Ce qui distingue cette procédure des autres voies judiciaires, c’est sa nature non contradictoire dans un premier temps : le juge statue sur la demande sans convoquer ni entendre le débiteur. La décision est rendue sur la base des seules pièces transmises par le créancier, ce qui accélère considérablement le traitement du dossier.
Cette procédure ne doit pas être confondue avec l’injonction de faire, qui sert à contraindre une personne à exécuter une obligation contractuelle (livrer un bien, réaliser une prestation). L’injonction de payer, elle, concerne uniquement le recouvrement d’une somme d’argent.

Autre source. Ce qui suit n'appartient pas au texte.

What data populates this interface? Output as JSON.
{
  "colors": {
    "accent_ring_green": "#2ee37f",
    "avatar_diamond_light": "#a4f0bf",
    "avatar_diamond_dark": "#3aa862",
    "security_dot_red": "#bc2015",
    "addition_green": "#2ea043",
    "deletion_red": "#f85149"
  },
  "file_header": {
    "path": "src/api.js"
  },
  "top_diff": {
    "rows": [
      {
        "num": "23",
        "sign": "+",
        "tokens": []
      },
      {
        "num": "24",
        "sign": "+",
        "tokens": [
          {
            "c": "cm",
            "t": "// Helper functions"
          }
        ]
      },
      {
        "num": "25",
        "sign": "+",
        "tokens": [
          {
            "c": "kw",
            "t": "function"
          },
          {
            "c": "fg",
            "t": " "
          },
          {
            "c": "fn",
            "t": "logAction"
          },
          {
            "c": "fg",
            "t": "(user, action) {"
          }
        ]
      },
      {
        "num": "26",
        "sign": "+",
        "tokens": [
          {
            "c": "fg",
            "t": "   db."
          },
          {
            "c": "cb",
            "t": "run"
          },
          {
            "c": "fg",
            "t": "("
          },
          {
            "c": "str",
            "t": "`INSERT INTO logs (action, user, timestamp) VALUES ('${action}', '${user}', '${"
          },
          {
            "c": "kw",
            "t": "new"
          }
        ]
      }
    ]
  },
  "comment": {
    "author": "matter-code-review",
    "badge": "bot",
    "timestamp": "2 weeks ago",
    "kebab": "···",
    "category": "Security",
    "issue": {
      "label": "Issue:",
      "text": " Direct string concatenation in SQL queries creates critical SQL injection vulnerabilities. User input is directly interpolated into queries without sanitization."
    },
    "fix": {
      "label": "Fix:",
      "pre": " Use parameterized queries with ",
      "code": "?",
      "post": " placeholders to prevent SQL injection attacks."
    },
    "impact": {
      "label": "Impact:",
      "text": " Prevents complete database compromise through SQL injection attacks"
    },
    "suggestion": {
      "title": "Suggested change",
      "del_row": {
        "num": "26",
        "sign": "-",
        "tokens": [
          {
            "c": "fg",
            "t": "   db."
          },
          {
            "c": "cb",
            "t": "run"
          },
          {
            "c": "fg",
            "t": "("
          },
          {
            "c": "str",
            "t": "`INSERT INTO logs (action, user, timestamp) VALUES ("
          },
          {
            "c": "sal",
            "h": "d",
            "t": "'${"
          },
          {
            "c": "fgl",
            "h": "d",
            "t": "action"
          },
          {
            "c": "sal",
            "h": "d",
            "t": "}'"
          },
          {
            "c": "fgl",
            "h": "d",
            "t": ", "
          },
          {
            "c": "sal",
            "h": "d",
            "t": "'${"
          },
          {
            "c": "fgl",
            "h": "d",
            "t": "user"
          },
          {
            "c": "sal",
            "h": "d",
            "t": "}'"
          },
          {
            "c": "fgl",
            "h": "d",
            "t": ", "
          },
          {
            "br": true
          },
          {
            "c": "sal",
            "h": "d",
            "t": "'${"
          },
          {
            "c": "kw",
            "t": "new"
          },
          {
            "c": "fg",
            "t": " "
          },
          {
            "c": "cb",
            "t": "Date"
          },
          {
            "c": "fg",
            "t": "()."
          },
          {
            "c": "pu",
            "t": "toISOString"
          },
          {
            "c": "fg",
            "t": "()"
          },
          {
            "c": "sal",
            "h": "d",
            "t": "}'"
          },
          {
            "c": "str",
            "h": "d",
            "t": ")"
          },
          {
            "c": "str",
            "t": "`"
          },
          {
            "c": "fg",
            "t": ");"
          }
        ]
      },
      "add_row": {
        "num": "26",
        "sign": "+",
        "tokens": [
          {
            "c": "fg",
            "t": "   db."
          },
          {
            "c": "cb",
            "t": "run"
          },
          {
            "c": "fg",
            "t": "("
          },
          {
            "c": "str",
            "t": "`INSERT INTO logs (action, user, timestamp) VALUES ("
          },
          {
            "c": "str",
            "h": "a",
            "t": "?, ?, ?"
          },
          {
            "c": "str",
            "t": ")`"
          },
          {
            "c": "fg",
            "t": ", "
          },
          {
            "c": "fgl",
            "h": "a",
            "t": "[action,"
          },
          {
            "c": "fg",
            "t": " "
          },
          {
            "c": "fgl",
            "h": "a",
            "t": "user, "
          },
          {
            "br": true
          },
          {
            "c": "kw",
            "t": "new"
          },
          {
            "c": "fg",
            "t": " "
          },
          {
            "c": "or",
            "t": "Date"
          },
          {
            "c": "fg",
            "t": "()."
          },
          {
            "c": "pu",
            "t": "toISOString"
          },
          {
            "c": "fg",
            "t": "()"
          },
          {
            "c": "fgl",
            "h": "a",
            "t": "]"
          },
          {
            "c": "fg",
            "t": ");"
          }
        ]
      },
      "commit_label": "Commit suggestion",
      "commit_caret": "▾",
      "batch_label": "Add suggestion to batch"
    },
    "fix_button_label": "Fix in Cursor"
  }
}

L’injonction de payer s’oppose au recouvrement amiable : dans ce dernier cas, créancier et débiteur trouvent un accord sans intervention judiciaire (lettre de mise en demeure, protocole de paiement, médiateur). L’injonction de payer n’intervient qu’en cas d’échec de ces démarches préalables.
Quelles créances sont concernées ?
La procédure est adaptée à un large spectre de créances contractuelles :
- Factures impayées ;
- Reconnaissances de dette ;
- Loyers en retard ;
- Remboursement d’emprunt ;
- Charges de copropriété ;
- Actes de commerce (lettre de change, billet à ordre, bordereau Dailly…).
En revanche, elle ne peut pas être utilisée pour récupérer une pension alimentaire impayée ni pour un chèque sans provision.
La créance doit être certaine (son existence ne doit pas être contestable), liquide (son montant doit être déterminé ou facilement déterminable) et exigible (le délai de paiement doit être écoulé).
Quelle différence avec la procédure simplifiée de recouvrement ?
Pour les créances inférieures à 5 000 €, il existe une alternative encore plus rapide : la procédure simplifiée de recouvrement, pilotée directement par un commissaire de justice (anciennement huissier). Elle ne nécessite pas de saisir le tribunal. Si le débiteur accepte, un accord est formalisé et vaut titre exécutoire. S’il refuse ou ne répond pas dans le délai imparti, il faudra alors basculer vers l’injonction de payer classique.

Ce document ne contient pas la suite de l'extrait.